Conclusions: The presented study shows that computer-assisted surgery can help reduce the time for mandibular defect reconstruction and consequently the transplant ischemic time. In the computer-assisted group, the iliac crest donor site defect was downsized and the postoperative condyle position was less altered, reducing possible risks of postoperative complications and donor site morbidity.
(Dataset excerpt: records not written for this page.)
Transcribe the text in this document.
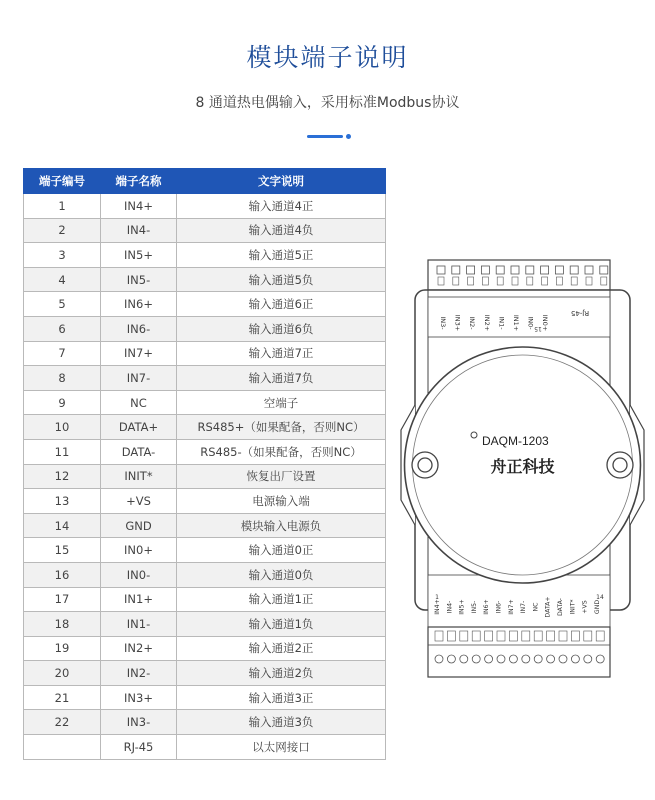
模块端子说明
8 通道热电偶输入，采用标准Modbus协议
端子编号	端子名称	文字说明
1	IN4+	输入通道4正
2	IN4-	输入通道4负
3	IN5+	输入通道5正
4	IN5-	输入通道5负
5	IN6+	输入通道6正
6	IN6-	输入通道6负
7	IN7+	输入通道7正
8	IN7-	输入通道7负
9	NC	空端子
10	DATA+	RS485+（如果配备，否则NC）
11	DATA-	RS485-（如果配备，否则NC）
12	INIT*	恢复出厂设置
13	+VS	电源输入端
14	GND	模块输入电源负
15	IN0+	输入通道0正
16	IN0-	输入通道0负
17	IN1+	输入通道1正
18	IN1-	输入通道1负
19	IN2+	输入通道2正
20	IN2-	输入通道2负
21	IN3+	输入通道3正
22	IN3-	输入通道3负
	RJ-45	以太网接口
IN3- IN3+ IN2- IN2+ IN1- IN1+ IN0- IN0+
15
RJ-45
IN4+ IN4- IN5+ IN5- IN6+ IN6- IN7+ IN7- NC DATA+ DATA- INIT* +VS GND
1	14
DAQM-1203
舟正科技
Trial registration: DRKS00005181.

Figure 1

The absolute deviation in the pre- and postoperative intercondylar distance was measured by superimposition of the preoperative with the postoperative three-dimensional model of the mandible. Grey indicates the iliac crest transplant and the altered postoperative position of the mandible with the condyle. The preoperative position of the condyle is marked in red.

Figure 2

Preoperative three-dimensional model of the facial skeleton.

Figure 3

Virtual resection of the right mandible in a case of primary reconstruction.

Figure 4

Preoperative virtual planning. (A) Iliac crest is moved into the defect site of the left mandible. (B) Transplant cutting guide placed on the left iliac crest. (C) Virtually-cut iliac crest graft placed at the defect site of the mandible. (D) Whole facial skeleton with the final iliac crest graft in position.

Figure 5

Primary reconstruction of the mandible. (A) For primary reconstruction the resected part of the right mandible (blue) acted as reference for the left iliac crest graft (red). (B) Iliac crest graft (red) marked on the pelvis.

Figure 6

Guides and models. The transplant cutting guide (A) and resection guide of the mandible (B) are manufactured via a rapid prototyping selective laser sintering method. Stereolithographic model of the virtually-created transplant of the iliac crest (C) and the mandible after resection (D).

Figure 7

Resection of the mandible. (A) Fixed resection guide on the mandible using mini screws. (B) Resected portion of the mandible with resection guide.

Figure 8

Harvest of the iliac crest transplant. (A) Transplant cutting guide temporarily fixed on the iliac crest. (B) Still-pedicled transplant with cutting guide. The arrow marks the pedicle.

Figure 9

Using the stereolithographic model to pre-bend mini plates on the still-pedicled iliac crest graft.

Figure 10

Primary and secondary reconstruction of the mandible. (A) Iliac crest transplant fixed at the right mandible in a case of primary reconstruction. Arrow indicates the anastomosis. (B) Iliac crest transplant in a case of secondary reconstruction placed at the defect site of the left mandible.

Figure 11

Time (minutes ± standard deviation) was measured during surgery. The time needed for shaping the transplant at the donor site was significantly shorter in the computer-assisted group, whereas the time for shaping the transplant at the defect site, osteosynthesis and reconstruction was reduced using computer-assisted surgery.

Figure 12

Ischemic time (minutes ± standard deviation) of the iliac crest bone graft. In the computer-assisted group the ischemia of the transplant was significantly less compared to conventional surgery.

Figure 13

Operation time (minutes ± standard deviation) comparing both groups. No change in overall operation time was observed.

Figure 14

Measured size (mm ± standard deviation) of the defect and of the bone harvested using conventional surgery. In the conventional group, the amount of bone harvested was significantly higher compared to the defect size.

Figure 15

Absolute preoperative to postoperative intercondylar deviation (mm ± standard deviation). Using computer-assisted surgery the absolute intercondylar deviation comparing pre- and postoperative condyle position was significantly lower in contrast to conventional surgery.